Pourtant son histoire loin de s'être arrêtée, continue autrement comme nous le montre Resist, le nouveau documentaire de Dirck Szuszies, ex-membre du Living dans les années quatre vingt. Dès les premières images, Dirk Szuszies fait le lien entre le passé déjanté du Living Theatre et son travail actuel fait de résistance et de volonté militantes. Parlant à la première personne, avec une amertume qui en dit long, il fait surgir derrière l'imaginaire utopique des années de rêve, le New York traumatisé par Ground Zero où, par une nuit glacée alors que le maire de la ville promet une lutte sans merci contre le terrorisme, apparaissent en une longue chaîne humaine les membres de l'actuel Living Theatre qui jouent leur vie en clamant haut et fort leur refus de la guerre et leur volonté de résister à la marche catastrophique d'une société à prétention planétaire.

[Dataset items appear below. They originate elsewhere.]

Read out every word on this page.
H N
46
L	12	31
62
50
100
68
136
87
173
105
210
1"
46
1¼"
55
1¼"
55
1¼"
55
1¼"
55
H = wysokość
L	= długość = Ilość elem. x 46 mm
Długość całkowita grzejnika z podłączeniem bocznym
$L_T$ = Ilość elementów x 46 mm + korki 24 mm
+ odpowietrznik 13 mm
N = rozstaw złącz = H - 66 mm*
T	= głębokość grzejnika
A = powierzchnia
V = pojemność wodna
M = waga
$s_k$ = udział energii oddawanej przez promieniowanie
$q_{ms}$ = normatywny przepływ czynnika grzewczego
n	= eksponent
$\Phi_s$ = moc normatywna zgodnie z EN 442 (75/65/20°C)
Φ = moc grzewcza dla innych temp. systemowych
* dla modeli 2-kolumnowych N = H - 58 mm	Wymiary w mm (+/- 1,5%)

Resist est construit sur ce voyage permanent entre le passé mythique du groupe et ses actions d'aujourd'hui pour mieux nous faire comprendre ce qui a changé.

 

Avec beaucoup d'intelligence et de sensibilité, Dirk Szuszies retrace le parcours chaotique du Living, ses questions et ses contradictions, les années de déprime après la mort de Julian Beck et cette volonté incroyable de Judith Malina de ne jamais abdiquer. Et sans cesse il revient au présent pour mieux investir l'actuel Living de toute la charge de son passé, suivant son travail militant dans le New York pré guerre d'Irak, décrivant sa vie communautaire dans un petit village italien où il a trouvé un fragile havre de paix, revenant à sa vie nomade lors de ses interventions au G8 à Gènes ou ses stages activistes dans les prisons du Liban occupées par l'armée israélienne. Filmant avec empathie et vérité, Dirk Szuszies soutient le message de paix de l'actuel Living, joignant sa voix à celles des autres. Et si dans un premier temps il nous fait partager avec beaucoup d'émotion la vitalité combative de Judith Malina et de ses complices, à la longue leur militantisme pacifiste prend des allures de prosélytisme de gauche avec un effet de sclérose qui semble réduire leurs actions à de la conscientisation bien intentionnée.

 

Les temps ont changé, le Living aussi, quelque part il a vieilli et il y a quelque chose de terrible dans cet écart qui voit progressivement s'éteindre les utopies dont s'illuminait sa révolte des débuts au profit d'une résistance militante aux allures d'animation socioculturelle ayant perdu ses rêves fous. Plus qu'un hymne à la résistance pacifique et un appel à un autre monde, Resist nous touche dans sa saisie involontaire du tragique d'une quête au prise avec son histoire et ses propres limites quand le désir fulgurant d'utopie n'est plus de la fête. Et si Judith Malina par dérision crie encore « fuck the legend », il nous apparaît en final que Resist est plus un cri de résistance désespéré contre la vieillesse, la disparition et la mort, comme le chantait Lennon " the dream is over."